Source: Wal-Mart

Most highly successful businessmen and women are oddly apathetic about money. It is, at most, nothing more than a quantitative measure of achievement.

And to some, it isn't even that. "Money has never meant much to me," Sam Walton, the found of Wal-Mart, wrote in his autobiography, "not even in the sense of keeping score."

The same quality can be found among many of history's greatest investors. Warren Buffett provides a case in point, driving a modest car and living in the same house he bought decades ago for less than $40,000.

Wealth to people like Walton and Buffett is a byproduct of seeking success, and not the other way around.

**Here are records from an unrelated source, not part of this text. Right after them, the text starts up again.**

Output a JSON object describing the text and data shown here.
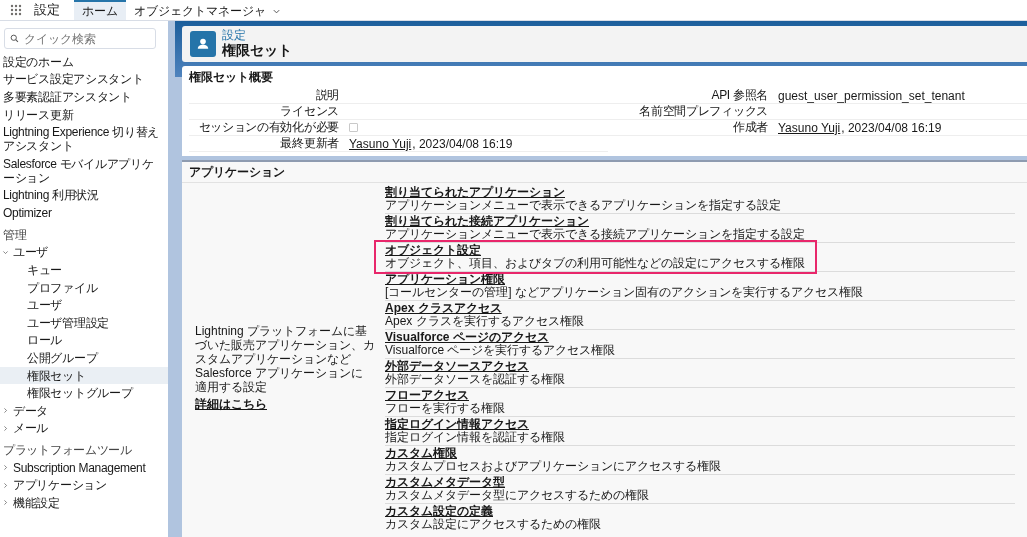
{
  "top_bar": {
    "app_title": "設定",
    "tabs": [
      {
        "label": "ホーム",
        "selected": true,
        "dropdown": false
      },
      {
        "label": "オブジェクトマネージャ",
        "selected": false,
        "dropdown": true
      }
    ]
  },
  "sidebar": {
    "search": {
      "placeholder": "クイック検索"
    },
    "items": [
      {
        "kind": "link",
        "label": "設定のホーム",
        "selected": false
      },
      {
        "kind": "link",
        "label": "サービス設定アシスタント",
        "selected": false
      },
      {
        "kind": "link",
        "label": "多要素認証アシスタント",
        "selected": false
      },
      {
        "kind": "link",
        "label": "リリース更新",
        "selected": false
      },
      {
        "kind": "link",
        "label": "Lightning Experience 切り替えアシスタント",
        "selected": false
      },
      {
        "kind": "link",
        "label": "Salesforce モバイルアプリケーション",
        "selected": false
      },
      {
        "kind": "link",
        "label": "Lightning 利用状況",
        "selected": false
      },
      {
        "kind": "link",
        "label": "Optimizer",
        "selected": false
      },
      {
        "kind": "section",
        "label": "管理"
      },
      {
        "kind": "group",
        "label": "ユーザ",
        "expanded": true,
        "children": [
          {
            "label": "キュー",
            "selected": false
          },
          {
            "label": "プロファイル",
            "selected": false
          },
          {
            "label": "ユーザ",
            "selected": false
          },
          {
            "label": "ユーザ管理設定",
            "selected": false
          },
          {
            "label": "ロール",
            "selected": false
          },
          {
            "label": "公開グループ",
            "selected": false
          },
          {
            "label": "権限セット",
            "selected": true
          },
          {
            "label": "権限セットグループ",
            "selected": false
          }
        ]
      },
      {
        "kind": "group",
        "label": "データ",
        "expanded": false
      },
      {
        "kind": "group",
        "label": "メール",
        "expanded": false
      },
      {
        "kind": "section",
        "label": "プラットフォームツール"
      },
      {
        "kind": "group",
        "label": "Subscription Management",
        "expanded": false
      },
      {
        "kind": "group",
        "label": "アプリケーション",
        "expanded": false
      },
      {
        "kind": "group",
        "label": "機能設定",
        "expanded": false
      }
    ]
  },
  "header": {
    "breadcrumb": "設定",
    "title": "権限セット"
  },
  "overview": {
    "title": "権限セット概要",
    "left_fields": [
      {
        "kind": "text",
        "label": "説明"
      },
      {
        "kind": "text",
        "label": "ライセンス"
      },
      {
        "kind": "checkbox",
        "label": "セッションの有効化が必要",
        "checked": false
      },
      {
        "kind": "user",
        "label": "最終更新者",
        "link": "Yasuno Yuji",
        "suffix": ", 2023/04/08 16:19"
      }
    ],
    "right_fields": [
      {
        "kind": "text",
        "label": "API 参照名",
        "value": "guest_user_permission_set_tenant"
      },
      {
        "kind": "text",
        "label": "名前空間プレフィックス"
      },
      {
        "kind": "user",
        "label": "作成者",
        "link": "Yasuno Yuji",
        "suffix": ", 2023/04/08 16:19"
      }
    ]
  },
  "applications": {
    "title": "アプリケーション",
    "description": "Lightning プラットフォームに基づいた販売アプリケーション、カスタムアプリケーションなど Salesforce アプリケーションに適用する設定",
    "more_link": "詳細はこちら",
    "items": [
      {
        "title": "割り当てられたアプリケーション",
        "description": "アプリケーションメニューで表示できるアプリケーションを指定する設定",
        "highlighted": false
      },
      {
        "title": "割り当てられた接続アプリケーション",
        "description": "アプリケーションメニューで表示できる接続アプリケーションを指定する設定",
        "highlighted": false
      },
      {
        "title": "オブジェクト設定",
        "description": "オブジェクト、項目、およびタブの利用可能性などの設定にアクセスする権限",
        "highlighted": true
      },
      {
        "title": "アプリケーション権限",
        "description": "[コールセンターの管理] などアプリケーション固有のアクションを実行するアクセス権限",
        "highlighted": false
      },
      {
        "title": "Apex クラスアクセス",
        "description": "Apex クラスを実行するアクセス権限",
        "highlighted": false
      },
      {
        "title": "Visualforce ページのアクセス",
        "description": "Visualforce ページを実行するアクセス権限",
        "highlighted": false
      },
      {
        "title": "外部データソースアクセス",
        "description": "外部データソースを認証する権限",
        "highlighted": false
      },
      {
        "title": "フローアクセス",
        "description": "フローを実行する権限",
        "highlighted": false
      },
      {
        "title": "指定ログイン情報アクセス",
        "description": "指定ログイン情報を認証する権限",
        "highlighted": false
      },
      {
        "title": "カスタム権限",
        "description": "カスタムプロセスおよびアプリケーションにアクセスする権限",
        "highlighted": false
      },
      {
        "title": "カスタムメタデータ型",
        "description": "カスタムメタデータ型にアクセスするための権限",
        "highlighted": false
      },
      {
        "title": "カスタム設定の定義",
        "description": "カスタム設定にアクセスするための権限",
        "highlighted": false
      }
    ]
  }
}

Is this a coincidence? Does it tell us nothing more than the fact that these two men, and countless others, just happen to be indifferent to money while at the same time having an overabundance of it?

Or is there something deeper to this? More specifically, could there be a causal relationship between the two? Does being apathetic toward money actually help one amass it?

The (obvious?) answer to this is "yes," but it's probably not for the reason you're thinking.

Over the past few decades, we've learned a lot about human behavior and how it impedes our ability to make wise investment decisions. Greed influences us to buy stocks when they're high. Fear then causes us to sell when stocks are low.

The net result is that most investors (including hedge funds, for that matter) underperform the S&P 500 (^GSPC 1.01%) by a wide margin.

"I won't do that again," we tell ourselves. But then the next bull market begins, and what happens? "This time is different," we conclude. And it's the same story all over again.

"We do it because we make investing decisions based on how we feel rather than what we know," says Carl Richards in The Behavior Gap. "Falling stocks scare us; rising stocks attract us."

How can you break this cycle? Or, better yet, how can you reverse it so that, as Buffett puts it, you're fearful when others are greedy and greedy when others are fearful?

The answer lies in objectifying money; making it an abstraction; becoming, if you're able to, apathetic toward it. It's only by doing so that you can loosen emotion's grip on your financial decisions.

Of course, herein lies the problem. Not caring about money -- beyond a comfortable subsistence -- is so much easier said than done.

"When most people say they want to be a millionaire, what they really mean is 'I want to spend a million dollars,' which is literally the opposite of being a millionaire," says my colleague Morgan Housel.

The point being, if you want to be rich, you need to stop caring about the trappings of wealth.